Soviets pay stiff price on Afghanistan

The Kremlin steadily defies US, Islamic, and European sentiment calling for Soviet troops to leave Afghanistan -- while the diplomatic price of that defiance grows.

So far th Kremlin is more than willing to meet the price, as the overall state of detente remains at its lowest level since the Soviet invasion of Czechoslovakia in 1968.

This is the overall situation following the bear hugs and ballyhoo the Kremlin used to publicize the visit to Moscow of Babrak Karmal, the Afghan leader who was flown into Kabul on a Soviet plane late last December to take over from the late President Hafizullah-amin.

It was Mr. Karmal's first formal visit outside Afghanistan since he took office. The Soviets used it to underscore, over and over again, that Soviet troops will not leave Afghanistan unless Soviet and Afghan diplomatic conditions are met -- conditions that are unacceptable to the United States, Western Europe , and to many Islamic countries as well.

Soviet leader Leonid Brezhnev made a speech at a Kremilin dinner during the visit, which reiterated the Soviet position that the United States, Pakistan, and other countries were still threatening the Karmal government, and that Soviet troops would remain until such a threat ceased.

The timing of the visits seemed connected to the UN General Assembly debate on Afghanistan scheduled for November in New York. the Soviets are saying, in effect, that despite the criticism likely to be voiced then, it regards Soviet control of Afghanistan as too important to give up.

At the same time, Moscow maneuvered in Madrid to limit the amount of public criticism it can expect from other countries on Afghanistan and human rights when the European security conference opens also in November

Max Kampelman, chief US delegate at the Madrid preparatory talks, has sharply criticized Soviet support for an East German proposal that would limit conference debate on Afghanistan and human rights to 2 1/2 days.

Mr. Kampelman is quoted as calling the Soviet stand "persistent, stubborn, and relentless." This kind of language echoes Western condemnation of the Afghan venture for the past 10 months. There is more to come.
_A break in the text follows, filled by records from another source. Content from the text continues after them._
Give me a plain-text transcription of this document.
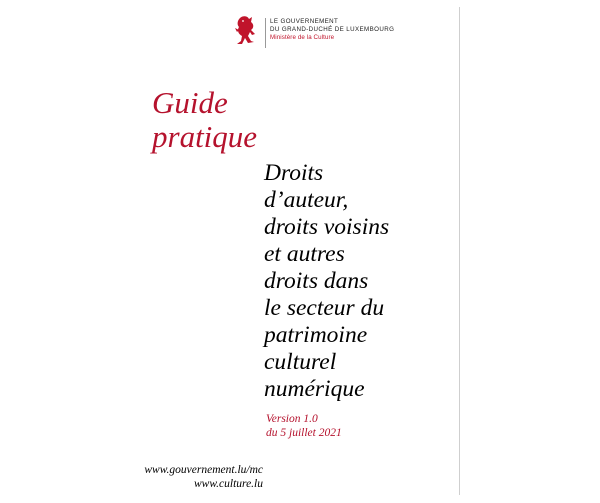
LE GOUVERNEMENT
DU GRAND-DUCHÉ DE LUXEMBOURG
Ministère de la Culture
Guide
pratique
Droits
d’auteur,
droits voisins
et autres
droits dans
le secteur du
patrimoine
culturel
numérique
Version 1.0
du 5 juillet 2021
www.gouvernement.lu/mc
www.culture.lu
The Soviets have seen detente worsen, and economic, scientific, and cultural contacts with the United States and Western Europe suffer considerably since December. Public opinion in the US has moved to the right. One of the major candidates for president (Ronald Reagan) says he is firmly opposed to ratification of the SALT II treaty on strategic arms.
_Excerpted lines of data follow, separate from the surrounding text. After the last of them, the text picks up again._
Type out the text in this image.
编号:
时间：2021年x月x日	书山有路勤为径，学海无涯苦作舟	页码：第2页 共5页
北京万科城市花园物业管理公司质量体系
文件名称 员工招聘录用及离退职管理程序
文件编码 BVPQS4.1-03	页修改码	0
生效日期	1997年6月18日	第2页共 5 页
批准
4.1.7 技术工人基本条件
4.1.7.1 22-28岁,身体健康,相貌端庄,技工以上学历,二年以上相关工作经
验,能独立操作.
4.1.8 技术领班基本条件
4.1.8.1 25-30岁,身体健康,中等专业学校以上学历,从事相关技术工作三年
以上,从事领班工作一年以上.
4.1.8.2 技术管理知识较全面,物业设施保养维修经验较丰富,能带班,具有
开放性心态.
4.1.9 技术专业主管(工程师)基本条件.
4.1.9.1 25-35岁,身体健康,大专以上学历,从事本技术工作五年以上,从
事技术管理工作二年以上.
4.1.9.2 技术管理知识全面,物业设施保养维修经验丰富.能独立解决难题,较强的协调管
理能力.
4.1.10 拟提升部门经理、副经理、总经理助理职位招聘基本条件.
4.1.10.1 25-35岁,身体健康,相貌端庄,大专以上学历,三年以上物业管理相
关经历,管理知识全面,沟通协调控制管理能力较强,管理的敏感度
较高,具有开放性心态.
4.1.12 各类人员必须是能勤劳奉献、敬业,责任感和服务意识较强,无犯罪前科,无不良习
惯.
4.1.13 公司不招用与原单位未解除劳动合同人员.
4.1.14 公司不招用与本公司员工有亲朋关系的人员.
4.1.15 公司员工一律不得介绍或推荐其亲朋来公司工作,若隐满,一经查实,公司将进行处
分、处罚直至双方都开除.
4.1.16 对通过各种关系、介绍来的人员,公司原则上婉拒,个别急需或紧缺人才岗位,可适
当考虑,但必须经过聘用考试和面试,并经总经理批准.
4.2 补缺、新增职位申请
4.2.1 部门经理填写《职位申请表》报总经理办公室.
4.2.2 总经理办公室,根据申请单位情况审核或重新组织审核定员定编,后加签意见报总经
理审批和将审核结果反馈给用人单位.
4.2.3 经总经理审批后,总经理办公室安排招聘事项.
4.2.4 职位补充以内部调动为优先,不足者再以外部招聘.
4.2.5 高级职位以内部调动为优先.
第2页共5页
Another part of the Soviet price for Afghanistan: opposition to Soviet policies inside the Islamic world. Both Iran and Iraq, for instance, have criticized the presence of Soviet troops in Afghanistan. Other Islamic states in and out of the Middle East joined the UN General Assembly vote against the intervention last January.

The fighting between Iraq and Iran has sharpened the Soviet dilemma.

Moscow publicly tries to stay neutral. Privately, Soviet arms are said to be going to Iraq under the 1972 Moscow- Baghdad friendship treaty. Moscow signed a friendship treaty with Syria recently to cement support in the Arab world -- but Syria is an enemy of Iraq and has just denounced Iraqi leader Saddam Hussein as an "imperialist stooge."

The Soviets are working overtime to rescue some of the diplomatic fruit lost by going into Afghanistan.

They have modified their position on medium-range nuclear missiles in Europe, agreeing to hold the current talks in Geneva with the US and dropping a precondition that the US first had to cancel or suspend last year's decision to install cruise and Pershing missiles in Western Europe.